Plants in a changing climate

Dr. Sean Michaletz, an assistant professor in the UBC Department of Botany, talks about his research on how plant functioning changes in a warming climate.

Hi! My name is Dr. Sean Michaletz and I'm an assistant professor of ecology in the Biodiversity Research Centre at the University of British Columbia. One of the big projects in my lab is focused on understanding drivers of variation in plant functioning across the world, and we're especially interested in how plant functioning is going to change with climate change. And so the way that we approach this question is we've actually distributed a network of field sites across climate gradients. These actually span latitude in the Americas.

Our southernmost site is in Barro Colorado Island, which is an island in the Panama Canal in Panama, and our northernmost site is actually here in the Capilano Watershed which is just north of Vancouver. We have sites that are basically representative of the variation in climate across the world where plants grow. At these sites, we have plots established where we tag all of the individuals and we measure their size, we identify them to species, and then we revisit every year and are able to keep track of births and deaths of plants, how fast they grow and over time then we have this long-term data set of forest dynamics, diversity, and demographics.
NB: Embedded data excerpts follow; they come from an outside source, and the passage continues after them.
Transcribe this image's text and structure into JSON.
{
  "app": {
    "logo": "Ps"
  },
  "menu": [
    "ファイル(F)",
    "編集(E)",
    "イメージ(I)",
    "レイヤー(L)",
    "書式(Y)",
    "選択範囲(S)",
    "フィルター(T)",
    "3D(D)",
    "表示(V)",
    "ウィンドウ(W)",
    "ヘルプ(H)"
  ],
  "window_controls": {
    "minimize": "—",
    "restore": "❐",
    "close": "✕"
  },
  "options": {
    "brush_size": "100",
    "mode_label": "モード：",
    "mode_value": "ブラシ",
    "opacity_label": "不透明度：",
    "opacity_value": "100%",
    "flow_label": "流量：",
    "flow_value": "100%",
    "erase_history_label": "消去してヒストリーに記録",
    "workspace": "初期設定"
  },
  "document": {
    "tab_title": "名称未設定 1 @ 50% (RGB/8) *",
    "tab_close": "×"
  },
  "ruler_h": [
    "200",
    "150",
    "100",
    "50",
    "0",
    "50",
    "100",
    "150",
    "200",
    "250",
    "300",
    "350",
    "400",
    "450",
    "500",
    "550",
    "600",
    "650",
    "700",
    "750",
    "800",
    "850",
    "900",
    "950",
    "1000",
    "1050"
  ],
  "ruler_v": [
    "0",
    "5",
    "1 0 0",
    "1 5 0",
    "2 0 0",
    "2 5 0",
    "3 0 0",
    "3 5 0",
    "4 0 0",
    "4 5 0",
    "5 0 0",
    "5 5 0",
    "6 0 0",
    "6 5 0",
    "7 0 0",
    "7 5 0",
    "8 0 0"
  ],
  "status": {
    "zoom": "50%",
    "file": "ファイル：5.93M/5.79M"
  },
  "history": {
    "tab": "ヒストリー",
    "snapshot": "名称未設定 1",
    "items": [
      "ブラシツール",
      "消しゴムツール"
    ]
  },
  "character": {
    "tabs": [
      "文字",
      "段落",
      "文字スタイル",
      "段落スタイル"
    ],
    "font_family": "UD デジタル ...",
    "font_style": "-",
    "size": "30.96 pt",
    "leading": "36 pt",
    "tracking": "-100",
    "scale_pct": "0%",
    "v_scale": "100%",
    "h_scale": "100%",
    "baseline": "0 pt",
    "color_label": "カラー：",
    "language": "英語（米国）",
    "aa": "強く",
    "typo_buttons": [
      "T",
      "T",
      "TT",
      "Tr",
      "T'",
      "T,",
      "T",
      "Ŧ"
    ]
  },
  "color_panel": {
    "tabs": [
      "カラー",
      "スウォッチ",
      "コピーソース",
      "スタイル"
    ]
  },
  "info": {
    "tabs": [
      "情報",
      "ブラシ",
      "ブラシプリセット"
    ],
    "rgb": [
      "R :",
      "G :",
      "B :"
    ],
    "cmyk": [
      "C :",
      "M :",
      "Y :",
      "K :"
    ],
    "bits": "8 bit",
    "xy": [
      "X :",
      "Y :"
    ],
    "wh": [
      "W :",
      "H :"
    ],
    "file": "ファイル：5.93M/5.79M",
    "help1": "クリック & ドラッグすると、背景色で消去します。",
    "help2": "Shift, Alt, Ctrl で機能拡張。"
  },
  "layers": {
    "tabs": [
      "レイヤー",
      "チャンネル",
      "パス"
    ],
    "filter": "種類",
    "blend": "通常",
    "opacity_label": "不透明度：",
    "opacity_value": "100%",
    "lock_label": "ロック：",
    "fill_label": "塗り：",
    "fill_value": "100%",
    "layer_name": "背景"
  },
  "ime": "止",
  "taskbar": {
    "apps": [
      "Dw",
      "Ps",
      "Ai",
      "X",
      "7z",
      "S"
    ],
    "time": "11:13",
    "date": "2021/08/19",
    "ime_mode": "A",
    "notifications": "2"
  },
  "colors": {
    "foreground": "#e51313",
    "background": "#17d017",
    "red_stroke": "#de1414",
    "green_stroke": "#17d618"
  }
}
How did you choose to study biology?

I didn't have a lot of guidance from my parents as to how to become a researcher, but I went to a high school where I was fortunate to have a biology teacher who had a PhD. I took her course Environmental Science which I was able to get college credit for and I just loved it. What I really found interesting about that course was the union of physical science and life science. I then decided I wanted to study biology in university and I entered a pre-medicine program and quickly realized that I really liked research more than medicine. I got a job working for a professor at the University of Minnesota in the field and continued working in that professor's lab throughout my undergraduate degree.

Why do you study plants?

Well, there's there's a couple of reasons that I study plants. One is that they constitute most of the biomass on earth, and so they're massively important, you know, biologically. They're also important because they capture all of the energy from the sun via photosynthesis and they store that energy as chemical energy in their biomass which basically provides the food and the energy source for all living things on earth. Another reason I study plants is that they're relatively easy to study - you don't have to chase them, you can cut pieces off of them and it doesn't really harm the plant. There are no ethical concerns with working on plants. The diversity of form and function that we see in plants is just amazing.